Some Thoughts on Love
October 18, 2020
Two great ideas about Love from the Daily Calm meditation app recently. First, a quotation:
“I do not want to have you to fill the empty parts of me. I want to be full on my own. I want to fill so complete I could light a whole city and then I want to have you cause the two of us combined could set it on fire”
― Rupi Kaur
Meditation leader Tamara Levitt also recommended The Missing Piece by Shel Silverstein. A triangle is looking for the perfect love; she meets a Pac-Man (which, as you’ll recall, has a triangle shaped cutout for a mouth). Together, they could make a perfect circle. Instead, they decide to roll next to each other. That is difficult for a triangle, but eventually her edges get worn off and they roll together.
At a tumultuous time in my life, when I was a triangle looking for a Pac-man, a good friend told me, “Learn to love yourself and live with yourself first, then you’ll have something to give to a relationship.” He was right. I found my circle, and have spent 40 years wearing off my sharp points until I am a circle rolling along next to her. Of course, sometimes she had to shave them off…
On careful consideration, it seems to me a better analogy is jigsaw pieces. In my first three relationships, there were many matching loops and sockets, but there also some tabs that didn’t fit in slots. Then, with Vicki, I discovered that, together, we fit together completely and made a perfect cornerpiece for stable life together.

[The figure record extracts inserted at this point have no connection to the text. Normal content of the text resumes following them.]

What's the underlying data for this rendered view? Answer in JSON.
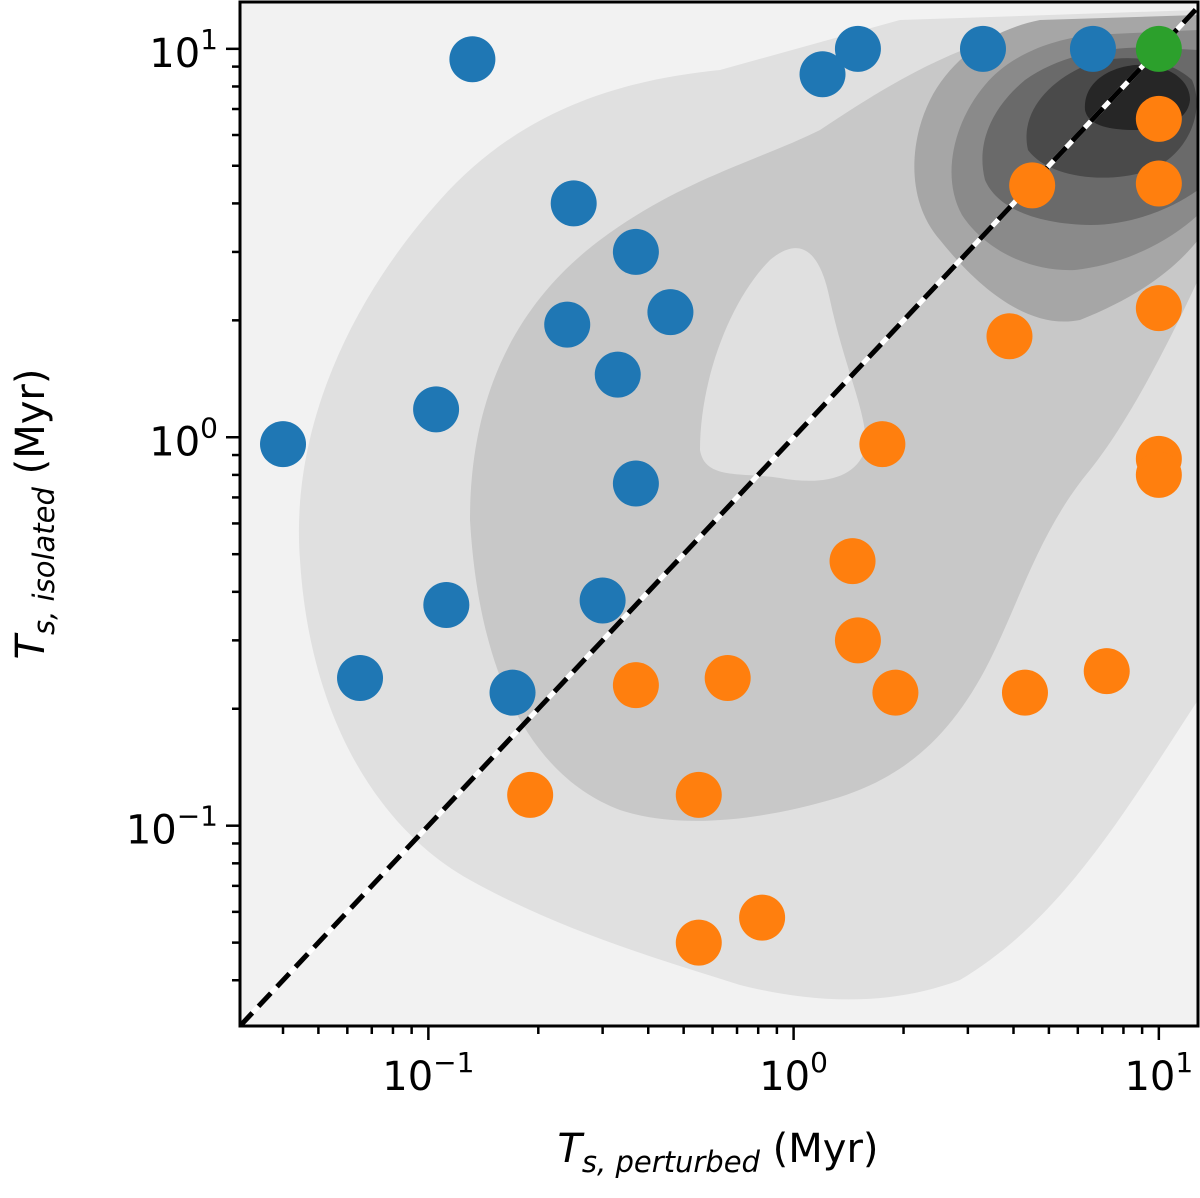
{
  "chart_data": {
    "type": "scatter",
    "title": "",
    "xlabel": {
      "symbol": "T",
      "subscript": "s, perturbed",
      "unit": " (Myr)"
    },
    "ylabel": {
      "symbol": "T",
      "subscript": "s, isolated",
      "unit": " (Myr)"
    },
    "x_scale": "log",
    "y_scale": "log",
    "xlim": [
      0.0305,
      12.8
    ],
    "ylim": [
      0.0305,
      13.2
    ],
    "x_major_ticks": [
      {
        "value": 0.1,
        "base": "10",
        "exp": "−1"
      },
      {
        "value": 1,
        "base": "10",
        "exp": "0"
      },
      {
        "value": 10,
        "base": "10",
        "exp": "1"
      }
    ],
    "y_major_ticks": [
      {
        "value": 0.1,
        "base": "10",
        "exp": "−1"
      },
      {
        "value": 1,
        "base": "10",
        "exp": "0"
      },
      {
        "value": 10,
        "base": "10",
        "exp": "1"
      }
    ],
    "grid": false,
    "legend": "none",
    "reference_line": {
      "style": "dashed",
      "from": [
        0.0305,
        0.0305
      ],
      "to": [
        12.8,
        12.8
      ],
      "color": "#000000"
    },
    "density_levels": [
      "#f2f2f2",
      "#e0e0e0",
      "#c8c8c8",
      "#a6a6a6",
      "#8a8a8a",
      "#6a6a6a",
      "#4a4a4a",
      "#262626"
    ],
    "series": [
      {
        "color": "#1f77b4",
        "points": [
          [
            0.04,
            0.96
          ],
          [
            0.065,
            0.24
          ],
          [
            0.105,
            1.18
          ],
          [
            0.112,
            0.37
          ],
          [
            0.132,
            9.4
          ],
          [
            0.17,
            0.22
          ],
          [
            0.24,
            1.95
          ],
          [
            0.25,
            4.0
          ],
          [
            0.3,
            0.38
          ],
          [
            0.33,
            1.45
          ],
          [
            0.37,
            3.0
          ],
          [
            0.37,
            0.76
          ],
          [
            0.46,
            2.1
          ],
          [
            1.2,
            8.6
          ],
          [
            1.5,
            10.0
          ],
          [
            3.3,
            10.0
          ],
          [
            6.6,
            10.0
          ]
        ]
      },
      {
        "color": "#ff7f0e",
        "points": [
          [
            0.19,
            0.12
          ],
          [
            0.37,
            0.23
          ],
          [
            0.55,
            0.12
          ],
          [
            0.55,
            0.05
          ],
          [
            0.66,
            0.24
          ],
          [
            0.82,
            0.058
          ],
          [
            1.45,
            0.48
          ],
          [
            1.5,
            0.3
          ],
          [
            1.75,
            0.96
          ],
          [
            1.9,
            0.22
          ],
          [
            3.9,
            1.82
          ],
          [
            4.3,
            0.22
          ],
          [
            4.5,
            4.45
          ],
          [
            7.2,
            0.25
          ],
          [
            10.0,
            6.6
          ],
          [
            10.0,
            4.5
          ],
          [
            10.0,
            2.15
          ],
          [
            10.0,
            0.88
          ],
          [
            10.0,
            0.8
          ]
        ]
      },
      {
        "color": "#2ca02c",
        "points": [
          [
            10.0,
            10.0
          ]
        ]
      }
    ]
  }
}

I have long wondered what I said or how I presented to Vicki the night we met that impressed her. I have never been handsome or athletic or suave, but somehow, she saw past all that. Yes, it was our minds, but it was more than that.
She says it wasn’t anything I said, it was my vibe. “You seemed to be stable and ready for a relationship.”
I now choose to interpret that impression as being cast by my aura or my life force. I also believe we fell for each other so quickly because we were just picking up where we left off in a previous life. In any case, yes, I realize (as Vicki has pointed out) that there’s no longer any point in trying to figure out what it was. Whatever it was worked. Well, yes.